Approach- and Quality-Attribute-Specific Analysis Questions
The ATAM poses analysis questions that are based on the attributes being sought and the approaches selected by the architect. As the architecture evolves, these questions can be used in future mini-evaluations to make sure that the evolution is not taking the architecture in the wrong direction.
Sensitivity Points and Tradeoff Points
We term key architectural decisions sensitivity points and tradeoff points. A sensitivity point is a property of one or more components (and/or component relationships) that is critical for achieving a particular quality attribute response. For example:
The level of confidentiality in a virtual private network might be sensitive to the number of bits of encryption.
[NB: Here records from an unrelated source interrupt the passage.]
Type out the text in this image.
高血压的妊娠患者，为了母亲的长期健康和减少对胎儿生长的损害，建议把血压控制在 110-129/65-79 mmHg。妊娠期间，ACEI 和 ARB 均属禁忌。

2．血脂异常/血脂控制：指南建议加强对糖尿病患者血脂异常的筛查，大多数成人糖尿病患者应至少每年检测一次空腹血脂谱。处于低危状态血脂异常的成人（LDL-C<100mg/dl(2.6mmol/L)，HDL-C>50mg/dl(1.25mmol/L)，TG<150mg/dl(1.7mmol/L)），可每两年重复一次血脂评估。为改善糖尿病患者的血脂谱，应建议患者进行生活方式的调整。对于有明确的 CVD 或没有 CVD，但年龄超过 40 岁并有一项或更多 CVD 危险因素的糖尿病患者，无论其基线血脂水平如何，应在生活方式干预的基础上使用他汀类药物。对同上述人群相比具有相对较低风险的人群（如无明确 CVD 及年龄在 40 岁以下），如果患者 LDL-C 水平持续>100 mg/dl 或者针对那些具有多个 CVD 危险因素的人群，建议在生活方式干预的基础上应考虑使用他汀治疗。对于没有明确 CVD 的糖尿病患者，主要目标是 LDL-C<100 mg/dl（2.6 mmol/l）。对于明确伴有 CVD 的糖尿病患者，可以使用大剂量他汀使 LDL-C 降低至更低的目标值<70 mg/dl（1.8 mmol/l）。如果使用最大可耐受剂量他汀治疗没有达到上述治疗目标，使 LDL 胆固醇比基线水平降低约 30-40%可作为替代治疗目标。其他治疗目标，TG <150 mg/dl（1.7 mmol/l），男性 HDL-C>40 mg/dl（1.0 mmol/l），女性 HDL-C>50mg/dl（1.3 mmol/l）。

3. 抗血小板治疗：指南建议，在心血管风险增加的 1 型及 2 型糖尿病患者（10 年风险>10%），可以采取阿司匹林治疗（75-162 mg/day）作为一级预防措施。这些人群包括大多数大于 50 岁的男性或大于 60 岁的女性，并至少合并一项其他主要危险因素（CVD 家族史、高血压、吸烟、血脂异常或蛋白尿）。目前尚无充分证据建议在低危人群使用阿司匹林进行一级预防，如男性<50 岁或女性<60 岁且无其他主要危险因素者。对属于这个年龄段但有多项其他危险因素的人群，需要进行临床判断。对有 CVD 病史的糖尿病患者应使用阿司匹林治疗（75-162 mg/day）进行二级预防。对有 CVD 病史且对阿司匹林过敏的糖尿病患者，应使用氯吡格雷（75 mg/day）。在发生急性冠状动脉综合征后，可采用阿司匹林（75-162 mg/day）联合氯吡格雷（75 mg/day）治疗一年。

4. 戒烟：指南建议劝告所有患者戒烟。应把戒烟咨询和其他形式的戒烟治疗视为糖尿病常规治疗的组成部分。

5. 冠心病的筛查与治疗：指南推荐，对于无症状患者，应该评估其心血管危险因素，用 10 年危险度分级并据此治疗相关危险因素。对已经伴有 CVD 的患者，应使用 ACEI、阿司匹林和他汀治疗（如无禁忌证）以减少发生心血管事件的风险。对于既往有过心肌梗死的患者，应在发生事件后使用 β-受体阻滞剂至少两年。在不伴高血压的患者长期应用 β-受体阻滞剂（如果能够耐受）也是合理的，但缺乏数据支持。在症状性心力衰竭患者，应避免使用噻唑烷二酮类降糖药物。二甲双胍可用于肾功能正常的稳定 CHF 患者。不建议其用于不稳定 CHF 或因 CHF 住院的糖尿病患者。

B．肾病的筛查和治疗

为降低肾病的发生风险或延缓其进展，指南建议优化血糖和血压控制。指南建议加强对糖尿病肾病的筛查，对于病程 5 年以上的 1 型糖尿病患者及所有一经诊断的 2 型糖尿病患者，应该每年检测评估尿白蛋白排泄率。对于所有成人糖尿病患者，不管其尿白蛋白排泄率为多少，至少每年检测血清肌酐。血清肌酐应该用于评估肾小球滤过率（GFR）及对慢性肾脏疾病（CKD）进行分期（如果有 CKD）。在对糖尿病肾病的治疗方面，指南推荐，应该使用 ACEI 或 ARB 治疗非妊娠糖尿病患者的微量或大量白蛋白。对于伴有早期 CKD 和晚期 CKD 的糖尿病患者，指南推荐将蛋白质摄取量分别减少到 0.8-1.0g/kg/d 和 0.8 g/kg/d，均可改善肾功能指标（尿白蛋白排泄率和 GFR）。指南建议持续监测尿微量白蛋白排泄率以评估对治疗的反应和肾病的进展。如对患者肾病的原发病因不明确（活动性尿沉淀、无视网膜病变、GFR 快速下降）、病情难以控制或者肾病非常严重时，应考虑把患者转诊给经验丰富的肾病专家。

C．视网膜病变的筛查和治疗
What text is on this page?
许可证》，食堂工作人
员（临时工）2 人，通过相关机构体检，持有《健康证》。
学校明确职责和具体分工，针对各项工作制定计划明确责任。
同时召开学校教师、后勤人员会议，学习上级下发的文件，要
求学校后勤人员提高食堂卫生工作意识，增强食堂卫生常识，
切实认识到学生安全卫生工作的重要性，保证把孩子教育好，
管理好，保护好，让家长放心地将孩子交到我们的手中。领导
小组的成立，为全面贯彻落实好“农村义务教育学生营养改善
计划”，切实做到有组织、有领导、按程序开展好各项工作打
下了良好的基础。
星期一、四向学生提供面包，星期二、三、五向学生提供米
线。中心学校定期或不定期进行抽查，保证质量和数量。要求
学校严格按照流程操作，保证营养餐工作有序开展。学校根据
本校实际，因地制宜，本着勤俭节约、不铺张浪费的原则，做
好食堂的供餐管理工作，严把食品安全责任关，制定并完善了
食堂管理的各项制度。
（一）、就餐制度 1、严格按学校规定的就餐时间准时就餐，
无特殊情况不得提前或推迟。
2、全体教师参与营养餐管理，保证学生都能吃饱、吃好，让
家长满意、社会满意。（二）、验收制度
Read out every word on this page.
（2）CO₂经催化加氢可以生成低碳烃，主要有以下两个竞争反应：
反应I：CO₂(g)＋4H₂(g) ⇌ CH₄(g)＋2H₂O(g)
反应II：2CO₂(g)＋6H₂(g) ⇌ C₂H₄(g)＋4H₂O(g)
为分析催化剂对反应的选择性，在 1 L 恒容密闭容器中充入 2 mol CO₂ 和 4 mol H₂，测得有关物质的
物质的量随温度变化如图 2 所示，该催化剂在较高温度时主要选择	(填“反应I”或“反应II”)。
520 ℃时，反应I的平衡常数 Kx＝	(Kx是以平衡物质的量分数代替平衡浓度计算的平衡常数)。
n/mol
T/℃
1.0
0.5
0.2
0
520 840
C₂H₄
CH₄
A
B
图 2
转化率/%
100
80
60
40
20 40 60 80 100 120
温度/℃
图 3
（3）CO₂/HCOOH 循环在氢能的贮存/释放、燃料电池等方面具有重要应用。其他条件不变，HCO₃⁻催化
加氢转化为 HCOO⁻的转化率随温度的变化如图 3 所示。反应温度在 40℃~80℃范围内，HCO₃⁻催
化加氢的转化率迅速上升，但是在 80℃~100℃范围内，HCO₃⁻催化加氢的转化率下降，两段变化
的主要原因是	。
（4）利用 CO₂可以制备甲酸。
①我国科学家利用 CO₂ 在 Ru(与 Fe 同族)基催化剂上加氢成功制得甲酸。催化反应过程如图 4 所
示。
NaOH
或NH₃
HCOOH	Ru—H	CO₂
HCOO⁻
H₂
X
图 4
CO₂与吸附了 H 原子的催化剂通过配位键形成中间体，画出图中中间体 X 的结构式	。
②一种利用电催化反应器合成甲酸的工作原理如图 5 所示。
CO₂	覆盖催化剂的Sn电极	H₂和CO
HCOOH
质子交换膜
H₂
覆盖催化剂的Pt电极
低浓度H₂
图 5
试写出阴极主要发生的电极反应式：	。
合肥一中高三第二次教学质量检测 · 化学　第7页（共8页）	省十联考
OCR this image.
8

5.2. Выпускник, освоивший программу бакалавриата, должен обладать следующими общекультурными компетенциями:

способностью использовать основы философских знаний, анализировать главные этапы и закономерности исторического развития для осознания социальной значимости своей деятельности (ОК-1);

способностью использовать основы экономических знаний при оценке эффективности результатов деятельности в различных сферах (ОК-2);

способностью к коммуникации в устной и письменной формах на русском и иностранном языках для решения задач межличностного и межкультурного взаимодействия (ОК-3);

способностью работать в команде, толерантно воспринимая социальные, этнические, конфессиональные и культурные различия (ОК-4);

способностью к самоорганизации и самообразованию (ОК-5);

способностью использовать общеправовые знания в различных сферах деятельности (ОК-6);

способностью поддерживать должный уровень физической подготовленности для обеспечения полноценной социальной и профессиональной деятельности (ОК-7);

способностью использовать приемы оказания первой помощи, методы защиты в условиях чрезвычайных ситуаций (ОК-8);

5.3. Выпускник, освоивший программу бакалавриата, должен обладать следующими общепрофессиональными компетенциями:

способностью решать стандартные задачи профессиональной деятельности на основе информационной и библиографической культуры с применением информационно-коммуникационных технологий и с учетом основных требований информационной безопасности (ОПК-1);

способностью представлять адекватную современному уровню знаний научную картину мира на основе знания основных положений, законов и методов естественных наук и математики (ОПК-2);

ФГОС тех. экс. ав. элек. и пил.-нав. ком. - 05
The latency for processing an important message might be sensitive to the priority of the lowest priority process involved in handling the message.
The average number of person-days of effort it takes to maintain a system might be sensitive to the degree of encapsulation of its communication protocols and file formats.
Sensitivity points tell a designer or analyst where to focus attention when trying to understand the achievement of a quality goal. They serve as yellow flags: "Use caution when changing this property of the architecture." Particular values of sensitivity points may become risks when realized in an architecture. Consider the examples above. A particular value in the encryption levelsay, 32-bit encryptionmay present a risk in the architecture. Or having a very low priority process in a pipeline that processes an important message may become a risk in the architecture.
A tradeoff point is a property that affects more than one attribute and is a sensitivity point for more than one attribute. For example, changing the level of encryption could have a significant impact on both security and performance. Increasing the level of encryption improves the predicted security but requires more processing time. If the processing of a confidential message has a hard real-time latency requirement then the level of encryption could be a tradeoff point. Tradeoff points are the most critical decisions that one can make in an architecture, which is why we focus on them so carefully.
Finally, it is not uncommon for an architect to answer an elicitation question by saying, "We haven't made that decision yet." In this case you cannot point to a component or property in the architecture and call it out as a sensitivity point because the component or property might not exist yet. However, it is important to flag key decisions that have been made as well as key decisions that have not yet been made.